В исследовании Liu L, et al. (2013), проведенном в схожих условиях, плазменные уровни CST были выше у пациентов с СН по сравнению с контрольными испытуемыми и положительно коррелировали с классом ХСН по NYHA. Кроме того, этиология СН (систолическая или нет) и класс NYHA являлись предикторами плазменного уровня CST, в то время как мозговой натрийуретический пептид превзошел CST с точки зрения выявления умеренной-тяжелой СН, а добавление CST к мозговому натрийуретическому пептиду не улучшило диагностическую точность [42].
В недавно опубликованном исследовании Woowiec L, et al. (2020) оценивалась диагностическая полезность оценки концентраций CST в плазме крови в качестве предиктора комбинированной конечной точки, включающей в себя случаи незапланированной госпитализации и смерти от всех причин (КТТ) у гемодинамически стабильных пациентов с декомпенсацией ХСН с сохранной фракцией выброса в период двухлетнего наблюдения после госпитализации. В исследование были включены 52 пациента с ХСН II-III классов по NYHA и группа контроля из 24 здоровых добровольцев. Важной особенностью исследования было проведение оценки вариабельности маркера до и после проведенного кардиопульмонального нагрузочного тестирования. Данная особенность дизайна исследования следует из предположения, что благодаря ответным компенсаторным механизмам (а именно, гиперактивации СНС или РААС), концентрационные изменения CST в ответ на физическую нагрузку у больных СН и соматически здоровых лиц могут быть разными.
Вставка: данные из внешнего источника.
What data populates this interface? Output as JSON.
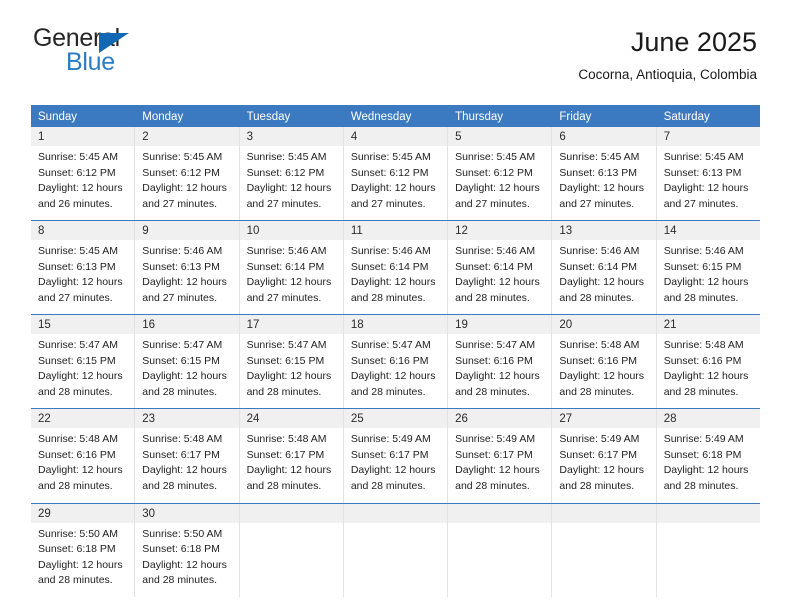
{
  "brand": {
    "name_top": "General",
    "name_bottom": "Blue",
    "triangle_icon": "triangle-logo-icon",
    "color_dark": "#262626",
    "color_blue": "#2a7dc4"
  },
  "header": {
    "title": "June 2025",
    "subtitle": "Cocorna, Antioquia, Colombia"
  },
  "theme": {
    "header_bg": "#3b7ac0",
    "header_text": "#ffffff",
    "daynum_bg": "#f0f0f0",
    "cell_bg": "#ffffff",
    "grid_line": "#e2e2e2",
    "week_divider": "#3b7ac0"
  },
  "calendar": {
    "weekdays": [
      "Sunday",
      "Monday",
      "Tuesday",
      "Wednesday",
      "Thursday",
      "Friday",
      "Saturday"
    ],
    "weeks": [
      {
        "days": [
          {
            "date": "1",
            "sunrise": "Sunrise: 5:45 AM",
            "sunset": "Sunset: 6:12 PM",
            "daylight_1": "Daylight: 12 hours",
            "daylight_2": "and 26 minutes."
          },
          {
            "date": "2",
            "sunrise": "Sunrise: 5:45 AM",
            "sunset": "Sunset: 6:12 PM",
            "daylight_1": "Daylight: 12 hours",
            "daylight_2": "and 27 minutes."
          },
          {
            "date": "3",
            "sunrise": "Sunrise: 5:45 AM",
            "sunset": "Sunset: 6:12 PM",
            "daylight_1": "Daylight: 12 hours",
            "daylight_2": "and 27 minutes."
          },
          {
            "date": "4",
            "sunrise": "Sunrise: 5:45 AM",
            "sunset": "Sunset: 6:12 PM",
            "daylight_1": "Daylight: 12 hours",
            "daylight_2": "and 27 minutes."
          },
          {
            "date": "5",
            "sunrise": "Sunrise: 5:45 AM",
            "sunset": "Sunset: 6:12 PM",
            "daylight_1": "Daylight: 12 hours",
            "daylight_2": "and 27 minutes."
          },
          {
            "date": "6",
            "sunrise": "Sunrise: 5:45 AM",
            "sunset": "Sunset: 6:13 PM",
            "daylight_1": "Daylight: 12 hours",
            "daylight_2": "and 27 minutes."
          },
          {
            "date": "7",
            "sunrise": "Sunrise: 5:45 AM",
            "sunset": "Sunset: 6:13 PM",
            "daylight_1": "Daylight: 12 hours",
            "daylight_2": "and 27 minutes."
          }
        ]
      },
      {
        "days": [
          {
            "date": "8",
            "sunrise": "Sunrise: 5:45 AM",
            "sunset": "Sunset: 6:13 PM",
            "daylight_1": "Daylight: 12 hours",
            "daylight_2": "and 27 minutes."
          },
          {
            "date": "9",
            "sunrise": "Sunrise: 5:46 AM",
            "sunset": "Sunset: 6:13 PM",
            "daylight_1": "Daylight: 12 hours",
            "daylight_2": "and 27 minutes."
          },
          {
            "date": "10",
            "sunrise": "Sunrise: 5:46 AM",
            "sunset": "Sunset: 6:14 PM",
            "daylight_1": "Daylight: 12 hours",
            "daylight_2": "and 27 minutes."
          },
          {
            "date": "11",
            "sunrise": "Sunrise: 5:46 AM",
            "sunset": "Sunset: 6:14 PM",
            "daylight_1": "Daylight: 12 hours",
            "daylight_2": "and 28 minutes."
          },
          {
            "date": "12",
            "sunrise": "Sunrise: 5:46 AM",
            "sunset": "Sunset: 6:14 PM",
            "daylight_1": "Daylight: 12 hours",
            "daylight_2": "and 28 minutes."
          },
          {
            "date": "13",
            "sunrise": "Sunrise: 5:46 AM",
            "sunset": "Sunset: 6:14 PM",
            "daylight_1": "Daylight: 12 hours",
            "daylight_2": "and 28 minutes."
          },
          {
            "date": "14",
            "sunrise": "Sunrise: 5:46 AM",
            "sunset": "Sunset: 6:15 PM",
            "daylight_1": "Daylight: 12 hours",
            "daylight_2": "and 28 minutes."
          }
        ]
      },
      {
        "days": [
          {
            "date": "15",
            "sunrise": "Sunrise: 5:47 AM",
            "sunset": "Sunset: 6:15 PM",
            "daylight_1": "Daylight: 12 hours",
            "daylight_2": "and 28 minutes."
          },
          {
            "date": "16",
            "sunrise": "Sunrise: 5:47 AM",
            "sunset": "Sunset: 6:15 PM",
            "daylight_1": "Daylight: 12 hours",
            "daylight_2": "and 28 minutes."
          },
          {
            "date": "17",
            "sunrise": "Sunrise: 5:47 AM",
            "sunset": "Sunset: 6:15 PM",
            "daylight_1": "Daylight: 12 hours",
            "daylight_2": "and 28 minutes."
          },
          {
            "date": "18",
            "sunrise": "Sunrise: 5:47 AM",
            "sunset": "Sunset: 6:16 PM",
            "daylight_1": "Daylight: 12 hours",
            "daylight_2": "and 28 minutes."
          },
          {
            "date": "19",
            "sunrise": "Sunrise: 5:47 AM",
            "sunset": "Sunset: 6:16 PM",
            "daylight_1": "Daylight: 12 hours",
            "daylight_2": "and 28 minutes."
          },
          {
            "date": "20",
            "sunrise": "Sunrise: 5:48 AM",
            "sunset": "Sunset: 6:16 PM",
            "daylight_1": "Daylight: 12 hours",
            "daylight_2": "and 28 minutes."
          },
          {
            "date": "21",
            "sunrise": "Sunrise: 5:48 AM",
            "sunset": "Sunset: 6:16 PM",
            "daylight_1": "Daylight: 12 hours",
            "daylight_2": "and 28 minutes."
          }
        ]
      },
      {
        "days": [
          {
            "date": "22",
            "sunrise": "Sunrise: 5:48 AM",
            "sunset": "Sunset: 6:16 PM",
            "daylight_1": "Daylight: 12 hours",
            "daylight_2": "and 28 minutes."
          },
          {
            "date": "23",
            "sunrise": "Sunrise: 5:48 AM",
            "sunset": "Sunset: 6:17 PM",
            "daylight_1": "Daylight: 12 hours",
            "daylight_2": "and 28 minutes."
          },
          {
            "date": "24",
            "sunrise": "Sunrise: 5:48 AM",
            "sunset": "Sunset: 6:17 PM",
            "daylight_1": "Daylight: 12 hours",
            "daylight_2": "and 28 minutes."
          },
          {
            "date": "25",
            "sunrise": "Sunrise: 5:49 AM",
            "sunset": "Sunset: 6:17 PM",
            "daylight_1": "Daylight: 12 hours",
            "daylight_2": "and 28 minutes."
          },
          {
            "date": "26",
            "sunrise": "Sunrise: 5:49 AM",
            "sunset": "Sunset: 6:17 PM",
            "daylight_1": "Daylight: 12 hours",
            "daylight_2": "and 28 minutes."
          },
          {
            "date": "27",
            "sunrise": "Sunrise: 5:49 AM",
            "sunset": "Sunset: 6:17 PM",
            "daylight_1": "Daylight: 12 hours",
            "daylight_2": "and 28 minutes."
          },
          {
            "date": "28",
            "sunrise": "Sunrise: 5:49 AM",
            "sunset": "Sunset: 6:18 PM",
            "daylight_1": "Daylight: 12 hours",
            "daylight_2": "and 28 minutes."
          }
        ]
      },
      {
        "days": [
          {
            "date": "29",
            "sunrise": "Sunrise: 5:50 AM",
            "sunset": "Sunset: 6:18 PM",
            "daylight_1": "Daylight: 12 hours",
            "daylight_2": "and 28 minutes."
          },
          {
            "date": "30",
            "sunrise": "Sunrise: 5:50 AM",
            "sunset": "Sunset: 6:18 PM",
            "daylight_1": "Daylight: 12 hours",
            "daylight_2": "and 28 minutes."
          },
          {
            "date": "",
            "sunrise": "",
            "sunset": "",
            "daylight_1": "",
            "daylight_2": ""
          },
          {
            "date": "",
            "sunrise": "",
            "sunset": "",
            "daylight_1": "",
            "daylight_2": ""
          },
          {
            "date": "",
            "sunrise": "",
            "sunset": "",
            "daylight_1": "",
            "daylight_2": ""
          },
          {
            "date": "",
            "sunrise": "",
            "sunset": "",
            "daylight_1": "",
            "daylight_2": ""
          },
          {
            "date": "",
            "sunrise": "",
            "sunset": "",
            "daylight_1": "",
            "daylight_2": ""
          }
        ]
      }
    ]
  }
}
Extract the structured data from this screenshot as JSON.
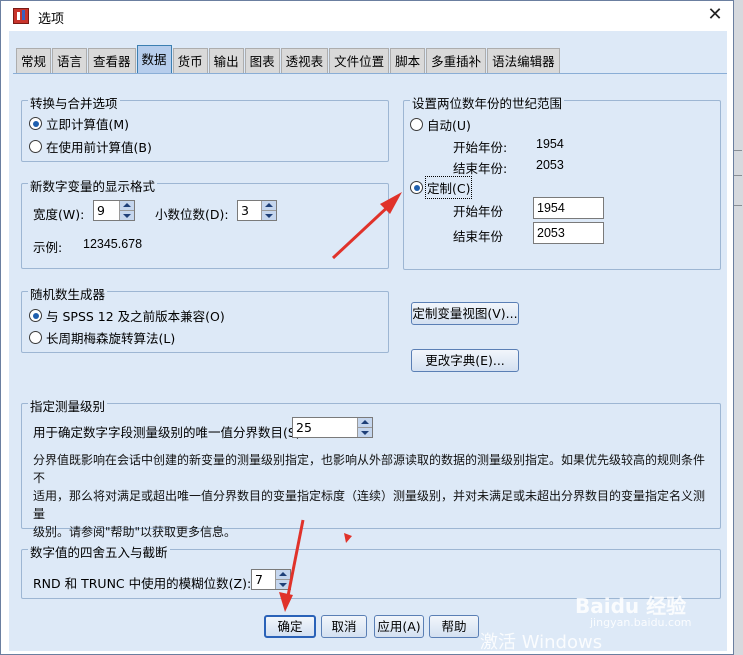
{
  "window": {
    "title": "选项"
  },
  "tabs": [
    {
      "label": "常规"
    },
    {
      "label": "语言"
    },
    {
      "label": "查看器"
    },
    {
      "label": "数据"
    },
    {
      "label": "货币"
    },
    {
      "label": "输出"
    },
    {
      "label": "图表"
    },
    {
      "label": "透视表"
    },
    {
      "label": "文件位置"
    },
    {
      "label": "脚本"
    },
    {
      "label": "多重插补"
    },
    {
      "label": "语法编辑器"
    }
  ],
  "active_tab": "数据",
  "transform": {
    "legend": "转换与合并选项",
    "opt1": "立即计算值(M)",
    "opt2": "在使用前计算值(B)"
  },
  "numeric_display": {
    "legend": "新数字变量的显示格式",
    "width_label": "宽度(W):",
    "width_value": "9",
    "decimals_label": "小数位数(D):",
    "decimals_value": "3",
    "example_label": "示例:",
    "example_value": "12345.678"
  },
  "random": {
    "legend": "随机数生成器",
    "opt1": "与 SPSS 12 及之前版本兼容(O)",
    "opt2": "长周期梅森旋转算法(L)"
  },
  "century": {
    "legend": "设置两位数年份的世纪范围",
    "auto_label": "自动(U)",
    "auto_begin_label": "开始年份:",
    "auto_begin_value": "1954",
    "auto_end_label": "结束年份:",
    "auto_end_value": "2053",
    "custom_label": "定制(C)",
    "custom_begin_label": "开始年份",
    "custom_begin_value": "1954",
    "custom_end_label": "结束年份",
    "custom_end_value": "2053"
  },
  "buttons_right": {
    "custom_view": "定制变量视图(V)...",
    "change_dict": "更改字典(E)..."
  },
  "measurement": {
    "legend": "指定测量级别",
    "label": "用于确定数字字段测量级别的唯一值分界数目(S)",
    "value": "25",
    "desc_line1": "分界值既影响在会话中创建的新变量的测量级别指定，也影响从外部源读取的数据的测量级别指定。如果优先级较高的规则条件不",
    "desc_line2": "适用，那么将对满足或超出唯一值分界数目的变量指定标度（连续）测量级别，并对未满足或未超出分界数目的变量指定名义测量",
    "desc_line3": "级别。请参阅\"帮助\"以获取更多信息。"
  },
  "rounding": {
    "legend": "数字值的四舍五入与截断",
    "label": "RND 和 TRUNC 中使用的模糊位数(Z):",
    "value": "7"
  },
  "footer": {
    "ok": "确定",
    "cancel": "取消",
    "apply": "应用(A)",
    "help": "帮助"
  },
  "watermark": {
    "text1": "激活 Windows",
    "text2": "Baidu 经验",
    "text3": "jingyan.baidu.com"
  },
  "colors": {
    "accent": "#2a62b8",
    "annotation_arrow": "#e0322a",
    "panel_bg": "#dde9f7"
  }
}
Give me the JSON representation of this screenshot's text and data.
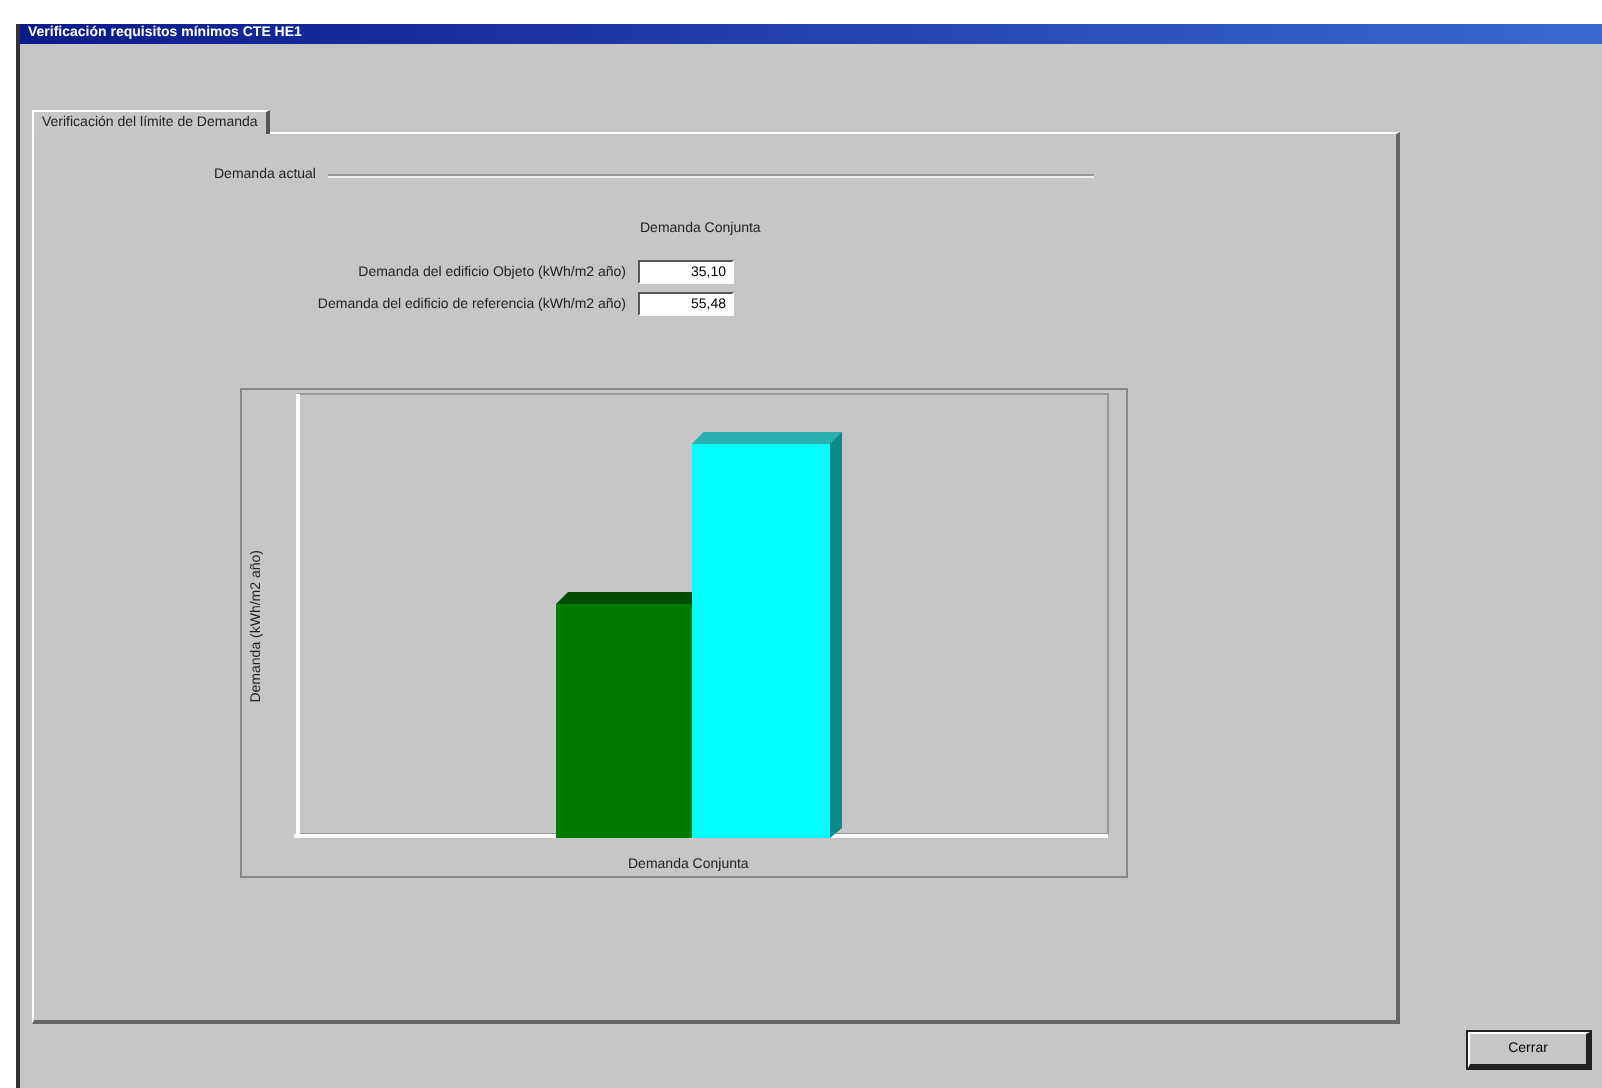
{
  "window": {
    "title": "Verificación requisitos mínimos CTE HE1"
  },
  "tabs": [
    {
      "label": "Verificación del límite de Demanda",
      "selected": true
    }
  ],
  "group": {
    "title": "Demanda actual"
  },
  "column_heading": "Demanda Conjunta",
  "fields": [
    {
      "label": "Demanda del edificio Objeto (kWh/m2 año)",
      "value": "35,10"
    },
    {
      "label": "Demanda del edificio de referencia (kWh/m2 año)",
      "value": "55,48"
    }
  ],
  "chart": {
    "ylabel": "Demanda (kWh/m2 año)",
    "xlabel": "Demanda Conjunta"
  },
  "buttons": [
    {
      "label": "Cerrar"
    }
  ]
}
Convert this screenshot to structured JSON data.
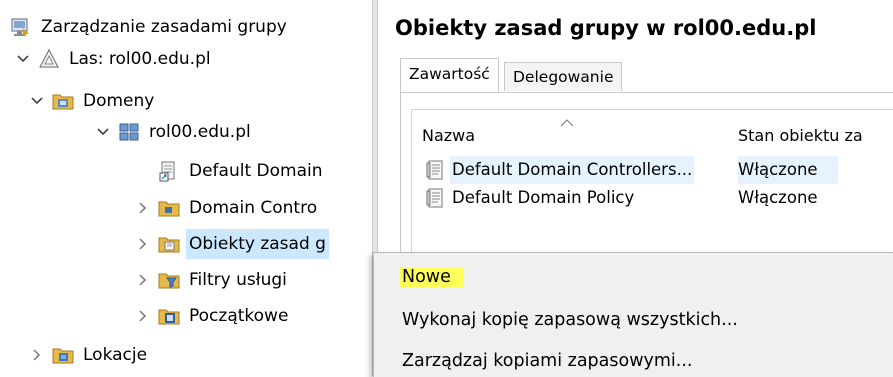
{
  "tree": {
    "root": {
      "label": "Zarządzanie zasadami grupy",
      "icon": "gpm-console-icon"
    },
    "forest": {
      "label": "Las: rol00.edu.pl",
      "icon": "forest-icon"
    },
    "domains": {
      "label": "Domeny",
      "icon": "domains-icon"
    },
    "domain": {
      "label": "rol00.edu.pl",
      "icon": "domain-icon"
    },
    "items": [
      {
        "label": "Default Domain",
        "icon": "gpo-link-icon"
      },
      {
        "label": "Domain Contro",
        "icon": "ou-folder-icon"
      },
      {
        "label": "Obiekty zasad g",
        "icon": "gpo-folder-icon"
      },
      {
        "label": "Filtry usługi",
        "icon": "wmi-filter-folder-icon"
      },
      {
        "label": "Początkowe",
        "icon": "starter-gpo-folder-icon"
      }
    ],
    "sites": {
      "label": "Lokacje",
      "icon": "sites-icon"
    }
  },
  "right": {
    "title": "Obiekty zasad grupy w rol00.edu.pl",
    "tabs": [
      "Zawartość",
      "Delegowanie"
    ],
    "columns": [
      "Nazwa",
      "Stan obiektu za"
    ],
    "rows": [
      {
        "name": "Default Domain Controllers...",
        "state": "Włączone"
      },
      {
        "name": "Default Domain Policy",
        "state": "Włączone"
      }
    ]
  },
  "context_menu": {
    "items": [
      "Nowe",
      "Wykonaj kopię zapasową wszystkich...",
      "Zarządzaj kopiami zapasowymi..."
    ]
  },
  "colors": {
    "selection": "#cce8ff",
    "highlight": "#ffff5a",
    "menu_bg": "#f0f0f0"
  }
}
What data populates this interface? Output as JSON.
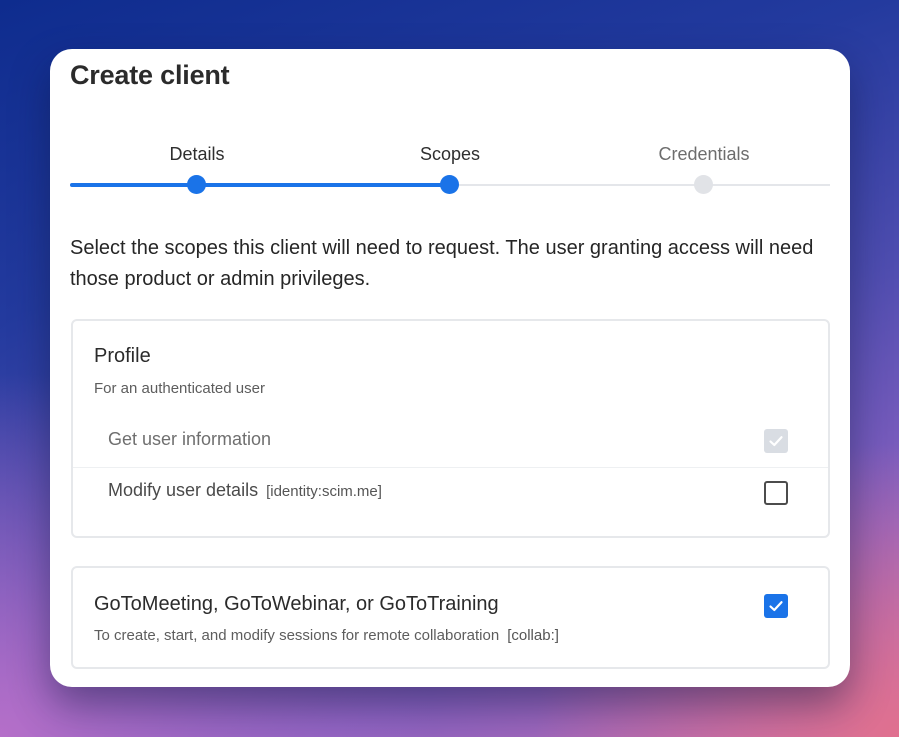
{
  "dialog": {
    "title": "Create client"
  },
  "stepper": {
    "steps": [
      {
        "label": "Details",
        "state": "complete"
      },
      {
        "label": "Scopes",
        "state": "active"
      },
      {
        "label": "Credentials",
        "state": "pending"
      }
    ]
  },
  "intro_text": "Select the scopes this client will need to request. The user granting access will need those product or admin privileges.",
  "profile": {
    "title": "Profile",
    "subtitle": "For an authenticated user",
    "scopes": [
      {
        "label": "Get user information",
        "code": "",
        "checked": true,
        "disabled": true
      },
      {
        "label": "Modify user details",
        "code": "[identity:scim.me]",
        "checked": false,
        "disabled": false
      }
    ]
  },
  "meeting": {
    "title": "GoToMeeting, GoToWebinar, or GoToTraining",
    "subtitle": "To create, start, and modify sessions for remote collaboration",
    "code": "[collab:]",
    "checked": true
  },
  "colors": {
    "accent": "#1a73e8",
    "inactive_dot": "#e1e3e7",
    "disabled_checkbox": "#d9dde3"
  }
}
За 12- и 24-мес. периоды наблюдения было зафиксировано 6 и 11 достижений КТТ, соответственно. Пациенты, достигшие КТТ в течение 24-мес. наблюдения, характеризовались статистически значимо более низкими уровнями CST, как до физической нагрузки, так и после суб- и максимальной физической нагрузки. После эргоспирометрии в группе КТТ наблюдалось явное снижение концентрации CST, а ROC-анализ и построенные кривые Каплана-Мейера показали, что одновременная оценка N-концевого фрагмента мозгового натрийуретического пептида и CST после нагрузочного тестирования позволяет идентифицировать пациентов-кандидатов на более агрессивное лечение ХСН с более тяжелым течением заболевания [43].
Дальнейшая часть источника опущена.